Journal of the American Chemical Society, Vol.139, No.12, 4568-4573, 2017
Evolution of an Efficient and Scalable Nine-Step (Longest Linear Sequence) Synthesis of Zincophorin Methyl Ester
Because of both their synthetically challenging and stereochemically complex structures and their wide range of often clinically relevant biological activities, nonaromatic polyketide natural products have for decades attracted an enormous amount of attention from synthetic chemists and played an important role in the development of modern asymmetric synthesis. Often, such compounds are not available in quantity from natural sources, rendering, analogue synthesis and drug development efforts extremely resource-intensive and time-consuming. In this arena, the quest for ever more step economical and efficient methods and strategies, useful and important goals in their own right, takes on added importance, and the most useful syntheses will combine high levels of step economy with efficiency and scalability. The nonaromatic polyketide natural product zincophorin methyl ester has attracted significant attention from synthetic chemists due primarily to the historically synthetically challenging C(8)-C(12) all-anti stereopentad.

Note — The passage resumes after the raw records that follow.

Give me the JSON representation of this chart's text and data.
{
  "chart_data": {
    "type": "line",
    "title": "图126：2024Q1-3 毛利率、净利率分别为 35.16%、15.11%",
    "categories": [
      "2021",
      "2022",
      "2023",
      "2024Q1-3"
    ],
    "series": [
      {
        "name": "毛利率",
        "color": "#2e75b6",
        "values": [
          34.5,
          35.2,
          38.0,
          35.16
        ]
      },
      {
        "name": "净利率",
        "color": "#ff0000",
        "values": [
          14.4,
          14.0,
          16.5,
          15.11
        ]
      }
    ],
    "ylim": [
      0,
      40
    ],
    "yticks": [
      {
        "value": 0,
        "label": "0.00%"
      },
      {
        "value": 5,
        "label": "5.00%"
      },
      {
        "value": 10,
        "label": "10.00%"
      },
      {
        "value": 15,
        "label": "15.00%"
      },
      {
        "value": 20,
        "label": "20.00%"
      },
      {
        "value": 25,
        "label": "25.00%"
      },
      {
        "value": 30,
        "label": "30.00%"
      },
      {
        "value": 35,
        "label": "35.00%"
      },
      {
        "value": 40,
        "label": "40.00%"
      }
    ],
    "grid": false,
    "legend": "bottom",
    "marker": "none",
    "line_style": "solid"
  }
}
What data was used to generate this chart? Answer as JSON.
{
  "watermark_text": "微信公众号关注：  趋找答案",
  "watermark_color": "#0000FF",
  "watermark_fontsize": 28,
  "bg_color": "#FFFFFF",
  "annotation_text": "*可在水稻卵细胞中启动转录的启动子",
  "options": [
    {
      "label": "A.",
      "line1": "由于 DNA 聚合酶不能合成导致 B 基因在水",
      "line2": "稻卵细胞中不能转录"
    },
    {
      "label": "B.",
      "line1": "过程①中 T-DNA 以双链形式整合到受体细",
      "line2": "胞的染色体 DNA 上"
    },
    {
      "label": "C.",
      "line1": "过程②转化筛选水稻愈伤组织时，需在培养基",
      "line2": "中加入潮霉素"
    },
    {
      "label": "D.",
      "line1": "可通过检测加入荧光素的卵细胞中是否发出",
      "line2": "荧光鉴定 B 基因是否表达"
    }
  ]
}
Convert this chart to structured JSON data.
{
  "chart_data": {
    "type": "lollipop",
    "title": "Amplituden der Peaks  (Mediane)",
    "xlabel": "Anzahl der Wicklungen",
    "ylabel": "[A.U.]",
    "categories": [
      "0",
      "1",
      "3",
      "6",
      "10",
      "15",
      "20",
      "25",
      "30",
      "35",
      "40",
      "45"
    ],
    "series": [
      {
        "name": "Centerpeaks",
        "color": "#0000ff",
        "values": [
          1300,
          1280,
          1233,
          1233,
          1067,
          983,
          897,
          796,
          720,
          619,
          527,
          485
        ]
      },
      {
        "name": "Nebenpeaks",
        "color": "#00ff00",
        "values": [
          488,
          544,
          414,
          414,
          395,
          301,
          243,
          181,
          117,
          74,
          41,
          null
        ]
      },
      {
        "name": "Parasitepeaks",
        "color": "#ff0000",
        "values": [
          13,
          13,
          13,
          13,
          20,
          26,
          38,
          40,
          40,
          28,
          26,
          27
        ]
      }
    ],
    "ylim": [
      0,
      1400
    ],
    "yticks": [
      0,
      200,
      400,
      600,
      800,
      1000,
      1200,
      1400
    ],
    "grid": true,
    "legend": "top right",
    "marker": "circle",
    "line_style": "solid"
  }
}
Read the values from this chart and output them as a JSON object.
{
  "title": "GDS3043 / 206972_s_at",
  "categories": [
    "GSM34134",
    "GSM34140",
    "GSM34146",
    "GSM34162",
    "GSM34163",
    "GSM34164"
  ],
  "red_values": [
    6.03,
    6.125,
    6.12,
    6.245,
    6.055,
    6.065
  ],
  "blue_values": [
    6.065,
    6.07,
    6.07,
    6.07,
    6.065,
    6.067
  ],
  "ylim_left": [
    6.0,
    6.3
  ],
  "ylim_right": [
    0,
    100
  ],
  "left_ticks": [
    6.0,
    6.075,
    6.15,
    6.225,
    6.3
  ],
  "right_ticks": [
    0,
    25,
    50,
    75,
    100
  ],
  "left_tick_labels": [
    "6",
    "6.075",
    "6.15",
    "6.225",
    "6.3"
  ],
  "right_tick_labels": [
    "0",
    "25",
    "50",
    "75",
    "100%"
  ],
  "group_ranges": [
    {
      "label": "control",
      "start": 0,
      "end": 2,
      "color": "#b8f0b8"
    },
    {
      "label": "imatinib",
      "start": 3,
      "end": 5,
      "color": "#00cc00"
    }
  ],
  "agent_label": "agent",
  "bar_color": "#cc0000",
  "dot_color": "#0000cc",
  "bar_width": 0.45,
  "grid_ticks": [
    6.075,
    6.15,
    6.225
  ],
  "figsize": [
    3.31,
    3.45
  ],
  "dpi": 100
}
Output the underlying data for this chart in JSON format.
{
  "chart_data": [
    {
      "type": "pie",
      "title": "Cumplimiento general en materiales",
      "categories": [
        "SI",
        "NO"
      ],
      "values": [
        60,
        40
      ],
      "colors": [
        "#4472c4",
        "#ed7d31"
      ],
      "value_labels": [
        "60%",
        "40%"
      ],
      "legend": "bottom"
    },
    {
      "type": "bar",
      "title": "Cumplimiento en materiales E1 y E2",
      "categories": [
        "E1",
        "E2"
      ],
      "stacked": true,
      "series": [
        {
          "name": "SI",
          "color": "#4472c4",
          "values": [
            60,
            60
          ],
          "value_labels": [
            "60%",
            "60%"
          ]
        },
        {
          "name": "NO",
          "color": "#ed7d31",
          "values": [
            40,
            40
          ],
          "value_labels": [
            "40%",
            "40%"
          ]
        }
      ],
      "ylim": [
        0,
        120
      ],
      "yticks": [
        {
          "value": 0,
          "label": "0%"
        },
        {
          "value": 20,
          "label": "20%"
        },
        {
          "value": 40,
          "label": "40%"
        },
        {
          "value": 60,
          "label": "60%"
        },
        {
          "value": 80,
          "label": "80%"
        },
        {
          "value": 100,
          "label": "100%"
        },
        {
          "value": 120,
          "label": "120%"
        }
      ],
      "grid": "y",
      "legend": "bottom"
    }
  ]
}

While great progress has been made in the development of new methodologies to more directly address this problem and as a result in the development of more highly step-economical syntheses, a synthesis that combines high levels of step economy with high levels of efficiency and scalability has remained elusive. To address this problem, we have devised a new synthesis of zincophorin methyl ester that proceeds in just nine steps in the longest linear sequence and proceeds in 10% overall yield. Additionally, the scalability and practicability of the route have been demonstrated by performing all of the steps on a meaningful scale. This synthesis thus represents by a significant margin the most step-economical, efficient, and practicable synthesis of this stereochemically complex natural product reported to date, and is well suited to facilitate the synthesis of analogues and medicinal chemistry development efforts in a time- and resource-efficient manner.